This fall I will attend multiple Friday night football games where my daughter will dance on drill team. She will look in the stands and see her father and mother beaming with pride for her. She won’t see us sitting together, but she will see us getting along. We will be cordial and kind to one another as will our new spouses. Everyone will get along to help children cope with divorce.
She will not feel any turmoil as there is none. She will not feel angst over her parents being together. She will be like any other 8th grade dancer out there. Focused on her team, her dancing and her friends. This was not the case for many years. There was turmoil, there was unkindness and there was much angst. When we had to meet it was stressful and felt by everyone in the room. As hard as a divorce can be on the separating partners, it can be even harder on any children involved. As a parent, it’s up to you to soothe some of their turmoil. Here are some tips to help you make the adjustment as easy as possible for everyone.

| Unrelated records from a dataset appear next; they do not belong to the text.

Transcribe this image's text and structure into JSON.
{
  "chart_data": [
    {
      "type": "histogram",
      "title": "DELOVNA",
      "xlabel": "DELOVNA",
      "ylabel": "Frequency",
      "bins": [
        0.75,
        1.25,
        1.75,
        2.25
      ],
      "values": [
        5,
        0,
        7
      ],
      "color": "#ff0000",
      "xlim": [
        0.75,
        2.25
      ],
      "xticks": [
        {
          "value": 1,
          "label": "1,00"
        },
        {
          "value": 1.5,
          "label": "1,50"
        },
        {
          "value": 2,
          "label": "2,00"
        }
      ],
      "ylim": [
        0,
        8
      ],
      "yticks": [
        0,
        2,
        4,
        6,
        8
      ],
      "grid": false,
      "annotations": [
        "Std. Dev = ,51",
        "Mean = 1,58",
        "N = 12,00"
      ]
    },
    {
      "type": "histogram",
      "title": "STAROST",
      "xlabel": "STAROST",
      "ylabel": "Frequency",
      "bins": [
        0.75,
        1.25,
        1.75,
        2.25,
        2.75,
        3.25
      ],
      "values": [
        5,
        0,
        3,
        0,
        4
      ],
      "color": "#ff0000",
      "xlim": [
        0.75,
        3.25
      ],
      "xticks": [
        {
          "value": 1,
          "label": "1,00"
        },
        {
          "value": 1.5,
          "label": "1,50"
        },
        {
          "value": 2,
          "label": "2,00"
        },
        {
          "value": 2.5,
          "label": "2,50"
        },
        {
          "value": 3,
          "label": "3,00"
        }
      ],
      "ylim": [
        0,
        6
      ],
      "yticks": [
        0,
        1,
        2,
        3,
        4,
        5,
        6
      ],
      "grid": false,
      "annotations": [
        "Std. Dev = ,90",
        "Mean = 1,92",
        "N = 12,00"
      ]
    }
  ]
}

- Let Them Keep Both Parents
To really help children cope with divorce, you want your kids to feel as if they’re still part of one family–just spread out under two roofs. Helping them maintain a relationship with your ex may not be what you want, but it is what’s best. Your kids really do need it. You and your former spouse should both spend plenty of time with the kids. Sharing the responsibly of raising them isn’t a nice-to-have for either parent: it’s a must.

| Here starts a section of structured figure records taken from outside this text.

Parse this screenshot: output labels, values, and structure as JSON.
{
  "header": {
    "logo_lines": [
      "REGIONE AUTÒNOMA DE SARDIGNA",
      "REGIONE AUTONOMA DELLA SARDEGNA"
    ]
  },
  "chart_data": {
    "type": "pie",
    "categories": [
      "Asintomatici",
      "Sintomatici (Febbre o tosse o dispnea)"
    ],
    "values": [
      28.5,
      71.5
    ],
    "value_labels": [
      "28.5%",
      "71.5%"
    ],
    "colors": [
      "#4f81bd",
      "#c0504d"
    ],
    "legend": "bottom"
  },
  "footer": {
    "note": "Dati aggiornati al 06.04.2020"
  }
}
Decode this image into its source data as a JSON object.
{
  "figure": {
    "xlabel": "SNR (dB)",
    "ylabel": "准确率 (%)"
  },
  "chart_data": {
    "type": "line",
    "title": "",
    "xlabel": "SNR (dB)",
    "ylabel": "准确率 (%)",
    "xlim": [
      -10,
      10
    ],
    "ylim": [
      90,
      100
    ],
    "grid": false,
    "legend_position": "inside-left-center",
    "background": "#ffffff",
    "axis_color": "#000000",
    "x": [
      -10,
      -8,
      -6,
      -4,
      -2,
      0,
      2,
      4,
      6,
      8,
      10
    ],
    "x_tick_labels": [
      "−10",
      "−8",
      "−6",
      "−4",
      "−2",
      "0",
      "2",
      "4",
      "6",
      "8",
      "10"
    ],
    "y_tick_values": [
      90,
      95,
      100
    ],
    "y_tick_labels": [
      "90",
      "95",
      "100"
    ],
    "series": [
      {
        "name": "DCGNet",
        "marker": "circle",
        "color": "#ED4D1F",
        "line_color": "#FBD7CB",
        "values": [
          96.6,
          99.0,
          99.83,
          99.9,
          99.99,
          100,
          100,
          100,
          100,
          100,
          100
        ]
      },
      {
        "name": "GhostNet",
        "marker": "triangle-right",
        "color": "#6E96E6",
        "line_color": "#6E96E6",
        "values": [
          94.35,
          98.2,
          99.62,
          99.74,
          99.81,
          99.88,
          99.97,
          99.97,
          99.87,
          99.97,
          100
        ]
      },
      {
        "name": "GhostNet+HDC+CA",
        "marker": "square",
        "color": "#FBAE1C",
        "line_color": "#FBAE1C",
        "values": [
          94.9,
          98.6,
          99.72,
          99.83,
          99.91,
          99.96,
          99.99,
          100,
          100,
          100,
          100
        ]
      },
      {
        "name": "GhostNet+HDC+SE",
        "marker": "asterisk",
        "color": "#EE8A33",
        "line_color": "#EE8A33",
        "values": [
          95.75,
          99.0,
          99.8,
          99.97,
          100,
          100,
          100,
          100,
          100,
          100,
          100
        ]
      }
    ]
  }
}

- Leave Them out of the Drama
Your children aren’t soldiers in a conflict with your ex. Don’t make them feel like they must side with anyone. Letting them stay completely neutral in every respect will ease their transition to the new structure. Here are some healthy habits you can form to help with this:
- Only say nice things about your ex around your kids.
- Don’t gossip about your ex.
- Never ask your kids to keep secrets from their other parent.
- Never use them as little messengers to communicate with your ex.
- Don’t try to hog them to yourself to “punish” your ex.
- Don’t compete with your ex to win favor. Even after a divorce, parenting is still a collaboration, not a competition.
- Make Your Home a Safe Space
Kids can sometimes feel like they’ve betrayed you by spending time with your ex. Do everything you can to ward off that anxiety. Your home should always be a sanctuary for your children. Don’t let them feel like they’re bringing the effects of the divorce along with them. Always welcome them into a safe, cozy home, free from any negativity. And don’t assume you know their feelings, either. Kids can be better than you might think at hiding insecurities. Go above and beyond to reassure them. None of it is their fault, right? Your feelings toward your ex don’t affect your love for them. Nothing at all could ever affect your love for them. You know all that, of course. Make sure they always do too. Make sure they believe it.
- Let Them Be Kids
Divorce always comes with a whole slew of adult problems. That’s unavoidable, but you should leave those adult problems to the adults. And your kids? Well, they should just keep right on being kids. To help children cope with divorce, maintain their social life, play dates, sports, and more. These distractions are a great way to keep their thoughts away from doubt and sadness. Don’t burden them with grownup issues or let them wallow in confusion. Fill their days and nights with good old-fashioned being-a-kid. Childhood itself can be the best balm for any child’s concerns.